Melnick, Amiel Bize, Columbia U., New York, NY - To aid research on ''Black Spots': Roads, Accidents, and Uncertainty in Kenya,' supervised by Dr. Brian Larkin
Preliminary abstract: Traffic accidents have made roads in many parts of Africa into sites of frequent, violent death. In Kenya, road crashes are third only to AIDS and malaria as a cause of death, and mediate an intense debate among citizens on the vicissitudes of government and society in the post-structural adjustment state. Focused on potholes, traffic jams, blood, and worn-out auto parts, this debate foregrounds the material and temporal uncertainty within which everyday life takes place, as well as the failures of state- and self-regulation. In the context of an international push for infrastructural modernization in Africa, accidents and the uncertainty they inspire appear as both a consequence of and an affront to modernity. My dissertation research will consider the unintended consequences of infrastructural modernization by examining the 'expert' calculation and bureaucratic management of traffic accidents, as well as moral and practical responses on the part of accident victims and their families, religious leaders, and Kenyan 'wananchi' (citizenry). Building on emergent anthropological interest in infrastructure, as well as classic anthropological questions about uncertainty, injury, and the everyday, this project examines how traffic accidents both shape and reveal ethical and political dispositions--ways of thinking, feeling, and acting--in Kenya's uncertain present. In so doing, my research questions the contradictory links between infrastructure, mobility, and modernity.

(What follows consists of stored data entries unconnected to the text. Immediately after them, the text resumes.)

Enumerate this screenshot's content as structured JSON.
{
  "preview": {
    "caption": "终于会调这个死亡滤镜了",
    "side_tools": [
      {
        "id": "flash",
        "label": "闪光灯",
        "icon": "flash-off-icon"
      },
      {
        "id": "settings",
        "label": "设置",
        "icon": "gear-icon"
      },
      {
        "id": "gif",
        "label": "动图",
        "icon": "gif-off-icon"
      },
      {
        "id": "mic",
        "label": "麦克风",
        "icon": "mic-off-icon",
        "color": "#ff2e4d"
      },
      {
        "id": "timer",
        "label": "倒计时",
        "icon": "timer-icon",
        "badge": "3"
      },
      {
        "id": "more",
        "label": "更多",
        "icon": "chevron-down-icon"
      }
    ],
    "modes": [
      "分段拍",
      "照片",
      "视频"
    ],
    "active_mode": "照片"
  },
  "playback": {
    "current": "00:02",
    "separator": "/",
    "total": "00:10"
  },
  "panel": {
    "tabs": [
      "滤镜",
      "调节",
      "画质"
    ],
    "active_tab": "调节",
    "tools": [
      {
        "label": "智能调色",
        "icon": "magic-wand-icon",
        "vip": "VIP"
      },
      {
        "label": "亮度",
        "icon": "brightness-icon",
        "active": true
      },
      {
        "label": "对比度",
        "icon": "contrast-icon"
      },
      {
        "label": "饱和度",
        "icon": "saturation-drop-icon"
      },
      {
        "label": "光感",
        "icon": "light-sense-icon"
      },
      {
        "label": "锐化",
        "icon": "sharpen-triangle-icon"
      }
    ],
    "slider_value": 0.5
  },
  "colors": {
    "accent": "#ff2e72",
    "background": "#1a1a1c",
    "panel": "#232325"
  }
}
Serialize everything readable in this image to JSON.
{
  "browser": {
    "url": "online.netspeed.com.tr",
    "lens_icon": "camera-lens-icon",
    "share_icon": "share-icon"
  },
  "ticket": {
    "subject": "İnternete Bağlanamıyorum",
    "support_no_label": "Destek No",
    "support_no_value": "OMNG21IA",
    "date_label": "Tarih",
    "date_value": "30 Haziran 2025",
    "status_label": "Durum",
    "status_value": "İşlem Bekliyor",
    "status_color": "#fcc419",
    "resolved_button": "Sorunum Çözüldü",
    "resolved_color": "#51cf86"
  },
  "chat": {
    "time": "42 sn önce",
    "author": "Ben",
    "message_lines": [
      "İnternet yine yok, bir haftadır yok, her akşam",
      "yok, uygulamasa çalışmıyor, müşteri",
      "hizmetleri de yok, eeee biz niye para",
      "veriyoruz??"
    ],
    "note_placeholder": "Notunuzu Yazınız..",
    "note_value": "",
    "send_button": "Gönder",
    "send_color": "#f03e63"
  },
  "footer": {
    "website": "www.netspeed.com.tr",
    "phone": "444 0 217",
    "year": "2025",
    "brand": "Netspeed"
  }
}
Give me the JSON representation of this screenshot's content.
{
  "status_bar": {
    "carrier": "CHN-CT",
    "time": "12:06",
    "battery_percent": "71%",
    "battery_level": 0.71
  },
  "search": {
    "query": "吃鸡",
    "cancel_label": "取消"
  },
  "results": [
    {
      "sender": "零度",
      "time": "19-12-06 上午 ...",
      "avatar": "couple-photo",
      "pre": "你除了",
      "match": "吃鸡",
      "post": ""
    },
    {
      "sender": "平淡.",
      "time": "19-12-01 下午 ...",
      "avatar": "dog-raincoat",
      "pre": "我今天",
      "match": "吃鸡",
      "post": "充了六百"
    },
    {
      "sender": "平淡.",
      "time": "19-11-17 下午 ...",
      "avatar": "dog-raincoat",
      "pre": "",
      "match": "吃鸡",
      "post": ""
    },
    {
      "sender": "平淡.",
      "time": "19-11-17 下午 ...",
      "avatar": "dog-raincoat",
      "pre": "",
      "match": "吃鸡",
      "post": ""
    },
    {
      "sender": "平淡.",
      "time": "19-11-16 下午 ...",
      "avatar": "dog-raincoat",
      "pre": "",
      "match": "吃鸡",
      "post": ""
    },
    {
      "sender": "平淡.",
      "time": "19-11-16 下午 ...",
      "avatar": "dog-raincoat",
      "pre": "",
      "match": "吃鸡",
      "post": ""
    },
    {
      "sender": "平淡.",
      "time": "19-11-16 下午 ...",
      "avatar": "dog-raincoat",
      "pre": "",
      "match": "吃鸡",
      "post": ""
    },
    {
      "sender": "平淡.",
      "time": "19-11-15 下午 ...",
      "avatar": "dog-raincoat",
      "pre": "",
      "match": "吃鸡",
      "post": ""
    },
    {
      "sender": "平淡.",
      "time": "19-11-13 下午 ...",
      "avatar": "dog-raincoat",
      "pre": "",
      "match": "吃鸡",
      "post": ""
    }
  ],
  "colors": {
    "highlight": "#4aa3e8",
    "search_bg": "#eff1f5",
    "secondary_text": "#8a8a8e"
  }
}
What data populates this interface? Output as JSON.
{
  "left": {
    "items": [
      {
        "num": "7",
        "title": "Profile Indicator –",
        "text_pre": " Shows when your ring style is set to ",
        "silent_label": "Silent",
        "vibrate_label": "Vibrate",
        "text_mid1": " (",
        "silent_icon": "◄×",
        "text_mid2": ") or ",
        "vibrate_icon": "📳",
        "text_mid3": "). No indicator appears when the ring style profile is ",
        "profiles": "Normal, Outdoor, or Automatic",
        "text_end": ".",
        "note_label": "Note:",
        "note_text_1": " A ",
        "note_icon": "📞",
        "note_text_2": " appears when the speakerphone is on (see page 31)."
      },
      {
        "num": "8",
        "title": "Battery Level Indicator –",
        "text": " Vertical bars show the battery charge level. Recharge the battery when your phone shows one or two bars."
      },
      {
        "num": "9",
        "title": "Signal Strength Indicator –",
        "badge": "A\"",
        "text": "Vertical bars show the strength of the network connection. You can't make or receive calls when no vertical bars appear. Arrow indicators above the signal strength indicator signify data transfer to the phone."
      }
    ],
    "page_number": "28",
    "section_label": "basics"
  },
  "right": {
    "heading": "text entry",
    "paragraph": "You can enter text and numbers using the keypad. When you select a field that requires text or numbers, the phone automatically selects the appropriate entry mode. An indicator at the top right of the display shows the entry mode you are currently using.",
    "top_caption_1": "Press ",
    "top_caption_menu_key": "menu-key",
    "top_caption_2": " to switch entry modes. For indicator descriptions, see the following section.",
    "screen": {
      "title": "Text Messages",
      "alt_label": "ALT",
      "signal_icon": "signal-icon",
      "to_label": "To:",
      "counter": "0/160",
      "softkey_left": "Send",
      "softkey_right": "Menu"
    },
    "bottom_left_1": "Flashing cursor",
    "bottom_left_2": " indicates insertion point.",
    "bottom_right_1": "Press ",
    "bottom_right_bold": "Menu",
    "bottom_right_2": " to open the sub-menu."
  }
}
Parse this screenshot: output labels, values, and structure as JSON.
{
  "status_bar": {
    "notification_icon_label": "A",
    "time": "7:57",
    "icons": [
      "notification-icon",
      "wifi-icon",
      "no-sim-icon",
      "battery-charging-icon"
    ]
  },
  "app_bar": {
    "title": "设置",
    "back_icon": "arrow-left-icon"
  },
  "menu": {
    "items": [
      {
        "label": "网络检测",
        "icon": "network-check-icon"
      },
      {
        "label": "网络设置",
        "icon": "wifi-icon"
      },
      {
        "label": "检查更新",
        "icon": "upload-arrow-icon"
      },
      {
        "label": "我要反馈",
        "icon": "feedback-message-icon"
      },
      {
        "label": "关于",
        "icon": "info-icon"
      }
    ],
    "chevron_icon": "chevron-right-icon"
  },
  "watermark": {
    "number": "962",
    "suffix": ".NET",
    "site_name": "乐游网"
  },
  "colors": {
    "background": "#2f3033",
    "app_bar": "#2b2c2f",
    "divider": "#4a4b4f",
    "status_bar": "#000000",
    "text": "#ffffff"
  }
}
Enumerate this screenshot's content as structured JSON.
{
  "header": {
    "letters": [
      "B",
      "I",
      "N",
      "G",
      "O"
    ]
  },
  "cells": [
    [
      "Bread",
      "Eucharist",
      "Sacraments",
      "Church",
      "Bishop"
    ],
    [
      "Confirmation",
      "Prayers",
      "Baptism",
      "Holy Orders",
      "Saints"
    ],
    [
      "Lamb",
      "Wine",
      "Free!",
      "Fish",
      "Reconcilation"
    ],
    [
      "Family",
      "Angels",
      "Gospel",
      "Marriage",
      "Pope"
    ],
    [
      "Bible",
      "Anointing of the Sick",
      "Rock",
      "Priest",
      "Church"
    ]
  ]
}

Caple, Zachary Adam, U.of California, Santa Cruz, CA - To aid research on 'The Unmaking and Remaking of Central Florida's Phosphate Fertilizer Landscapes,' supervised by Dr. Anna Tsing
Preliminary abstract: This research studies the waste landscapes generated by the phosphate fertilizer industry in Central Florida. In this region, phosphate rock is mined and converted into fertilizer, and its waste outputs are disposed in the footprint of exhausted mines. Agricultural use of phosphate fertilizers in Florida, through runoff, has polluted aquatic ecosystems throughout the peninsula. In both mining and agricultural zones, scientists and managers are grappling with waste legacies and their impacts on other species through projects of reclamation and restoration. My work examines such projects in the situated contexts of Bone Valley (Florida's extensive phosphate region between Orlando and Tampa) and Lake Apopka (a large hypereutrophic lake undergoing restoration in west Orlando). My research is organized along three lines of inquiry that together might lead to new understandings of waste landscapes in a North American context: 1) cultural and environmental histories of industrial waste; 2) knowledge practices of waste-landscape scientists and managers; and 3) multispecies interactions as they relate to both waste impacts and managerial designs. At the intersection of these three components of study, I argue, landscape emerges as a revitalized object of study.